In 2003, in answer to a serious shortage of anesthesia providers in Illinois, the Nursing Act was revised to grant CRNAs a brief window exempting them from the graduate degree requirement. This exemption was only for those CRNAs who completed their anesthesia program prior to January 1, 1999 and continually maintained active, up-to-date recertification status as a CRNA.  This exemption was designed to especially encourage CRNAs from out-of-state to practice in Illinois and had an expiration date of December 31, 2006. However, the shortage of anesthesia providers had not abated and there was continued interest in removing any barriers for qualified CRNAs who might choose to relocate to Illinois. As a result, in 2009, the Nursing Act was changed again to allow those CRNAs who have been educated before January 1, 1999, and have continually maintained active, up‑to‑date recertification status as a CRNA to be allowed to apply for Illinois licensure until July 1, 2018 (65-5, b-5, Qualifications for APN Licensure).

 

APN and RN License Renewal

 

No one can practice as an APN unless his/her RN and APN licenses are both current. RN and APN licenses are on a 2-year cycle, renewable during the even-numbered years. Although the Nursing Act was revised in 1998, the Rules for the revised language were not promulgated until 2001. As a result, the first APN licenses were issued "off-cycle,” and so were in effect for a one time-only cycle of three years.  Thus, in 2004, the APN license became in sync with RN license cycle.

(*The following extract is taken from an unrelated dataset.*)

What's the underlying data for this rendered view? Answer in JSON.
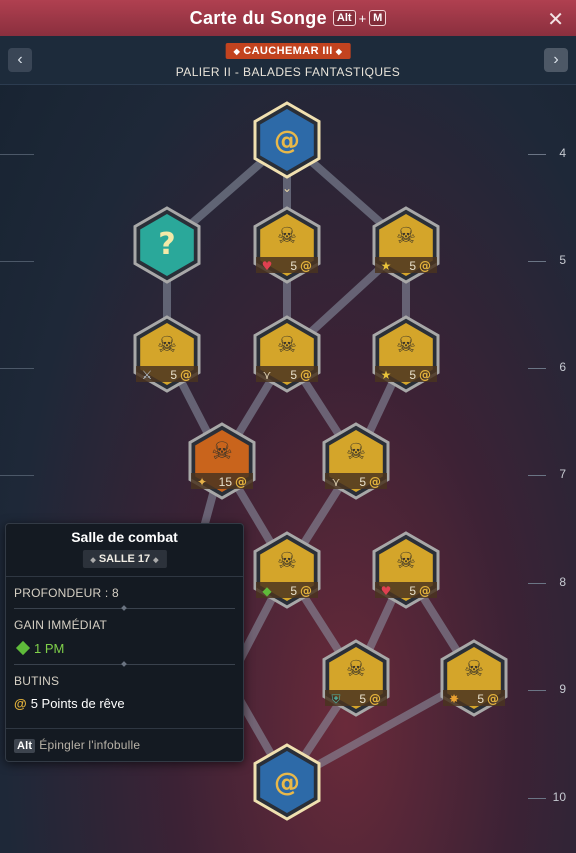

Controlled substance licenses, for the APNs who have them, are also renewable in the even-numbered years.  Renewing these licenses require completing separate applications and paying certain fees for each license. License renewal can be done by mail with check or credit card payment, or over the telephone with a credit card payment only. It should be noted that DEA numbers, however, are renewed every three years, and has this number comes from the federal government, the renewal process is entirely separate from that of an state CSL.

 

 

Changing the Collaborating Physician Named on the Controlled Substance License and DEA Number

Collaborative agreements are null and void if an APN changes jobs or his/her collaborating physician leaves the practice, or for any other reason a physician is no longer available to collaborate with the APN.  When it appears that a collaborative arrangement will be dissolved, the APN should go to the IDFPR website (www.ildfpr.com) and download two documents: (a) Termination of Delegation of Prescriptive Authority, and (b) Delegation of Prescriptive Authority. The "Termination" form has to be signed by the soon-to-be "outgoing" collaborating physician. There is a place to indicate the date that the termination will take place, so the APN should be sure to get this form signed before s/he and the collaborating physician part company. Then the APN should get the "Delegation" form signed by her/his new collaborating physician prior to prescribing under that relationship. These forms will generate a new form from IDFPR which gets mailed to the "outgoing" and "incoming" collaborating physicians to clarify the APN's authority related to her/his controlled substance license. The DEA doesn't need to know about a change in collaborating physicians; that is handled through the controlled substance license. However, the DEA might need to know a change of employment if a former employer’s address that was indicated on the DEA application.